Lech Wałęsa odniósł się do słów Jarosława i Marty Kaczyńskich, którzy mówili, że w Smoleńsku doszło do zamachu.
Sumienie daje znać o sobie. W tamtym czasie Kaczyńscy podejmowali decyzje, które doprowadziły do tego nieszczęścia. Gdyby można było do tego dopisać jakiś zamach, to byłoby lżej na sumieniu. Tak mi się wydaje - powiedział były prezydent w Radiu ZET.
Wałęsa ocenił też działania Rosji w sprawie katastrofy smoleńskiej.
Wrogie, celowe działanie, żeby Polacy się żarli - stwierdził były prezydent i dodał, że to działania strony rosyjskiej są przyczyną wewnętrznych sporów Polaków.
Ktoś by wojnę Rosję wypowiedział i więcej zrobił, zabrał Rosji wrak. Ja nie rozumiem Rosji. Próbuję różnymi drogami podpowiedzieć, żeby nie robiono nam takich nieprzyjemności - powiedział Wałęsa.
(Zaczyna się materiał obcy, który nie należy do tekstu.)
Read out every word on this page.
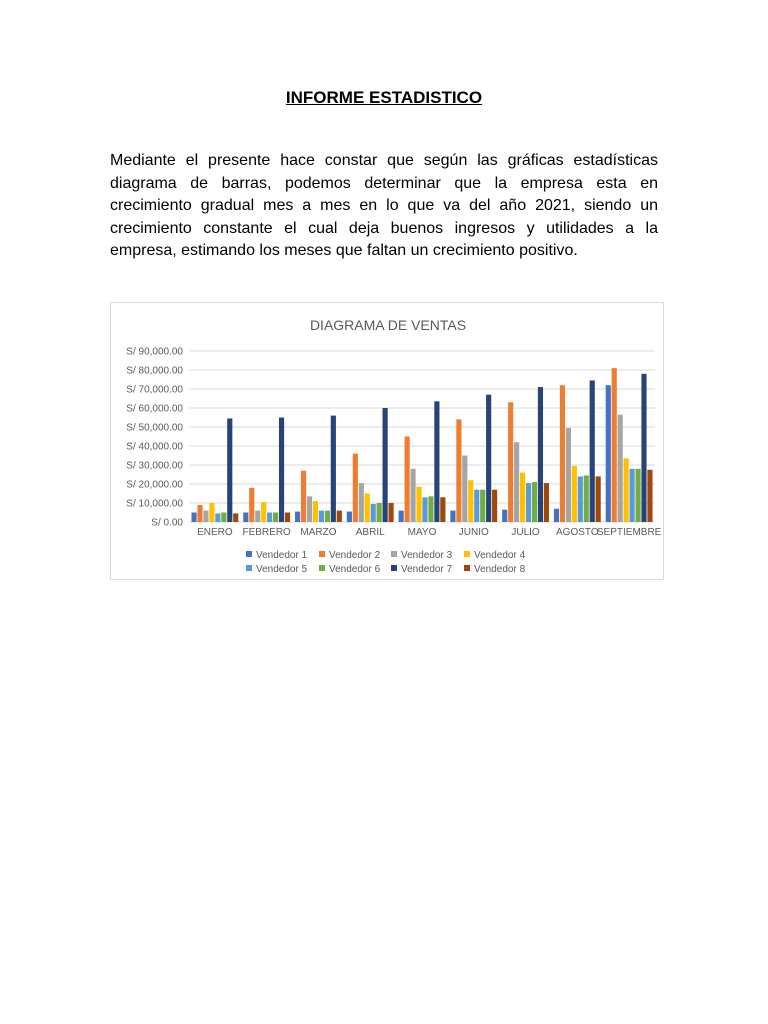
INFORME ESTADISTICO
Mediante el presente hace constar que según las gráficas estadísticas diagrama de barras, podemos determinar que la empresa esta en crecimiento gradual mes a mes en lo que va del año 2021, siendo un crecimiento constante el cual deja buenos ingresos y utilidades a la empresa, estimando los meses que faltan un crecimiento positivo.
DIAGRAMA DE VENTAS
S/ 0.00
S/ 10,000.00
S/ 20,000.00
S/ 30,000.00
S/ 40,000.00
S/ 50,000.00
S/ 60,000.00
S/ 70,000.00
S/ 80,000.00
S/ 90,000.00
ENERO FEBRERO MARZO ABRIL MAYO JUNIO JULIO AGOSTO
SEPTIEMBRE
Vendedor 1 Vendedor 2 Vendedor 3 Vendedor 4
Vendedor 5 Vendedor 6 Vendedor 7 Vendedor 8
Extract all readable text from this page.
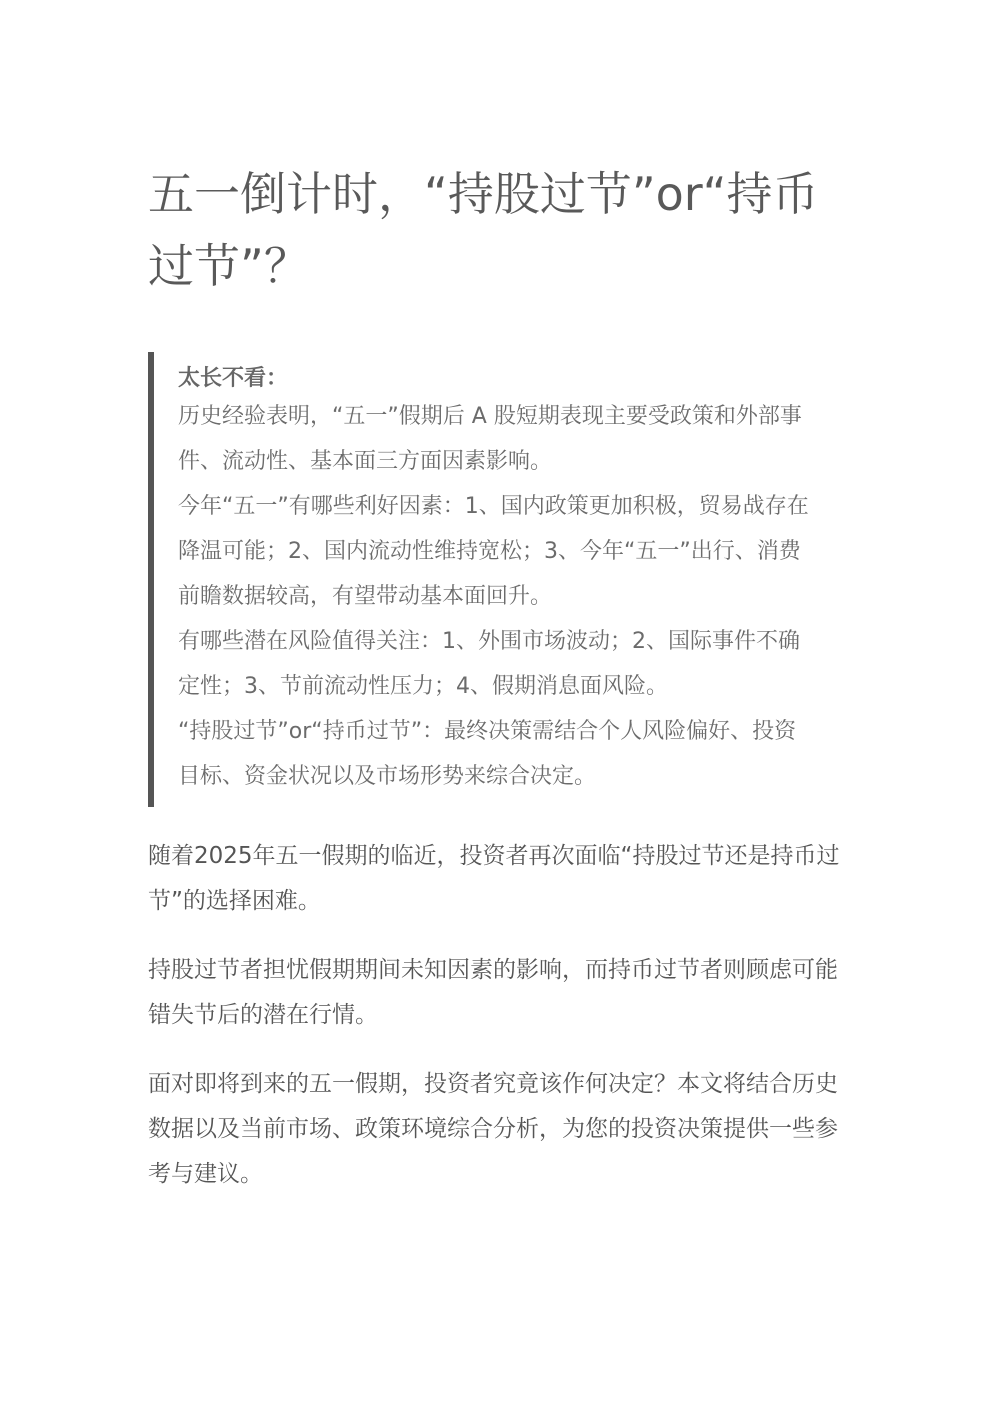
五一倒计时，“持股过节”or“持币过节”？
太长不看：

历史经验表明，“五一”假期后 A 股短期表现主要受政策和外部事件、流动性、基本面三方面因素影响。

今年“五一”有哪些利好因素：1、国内政策更加积极，贸易战存在降温可能；2、国内流动性维持宽松；3、今年“五一”出行、消费前瞻数据较高，有望带动基本面回升。

有哪些潜在风险值得关注：1、外围市场波动；2、国际事件不确定性；3、节前流动性压力；4、假期消息面风险。

“持股过节”or“持币过节”：最终决策需结合个人风险偏好、投资目标、资金状况以及市场形势来综合决定。

随着2025年五一假期的临近，投资者再次面临“持股过节还是持币过节”的选择困难。

持股过节者担忧假期期间未知因素的影响，而持币过节者则顾虑可能错失节后的潜在行情。

面对即将到来的五一假期，投资者究竟该作何决定？本文将结合历史数据以及当前市场、政策环境综合分析，为您的投资决策提供一些参考与建议。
No właśnie. Ja nie wiem. Mi się wydaje, że jednak nie. Po tylu skomplikowanych dziejach historycznych moglibyśmy to trzecie tysiąclecie jakoś mądrzej zagospodarować. Zawsze na nas zarabiają trzeci, jak my mamy problemy do siebie - zakończył były prezydent.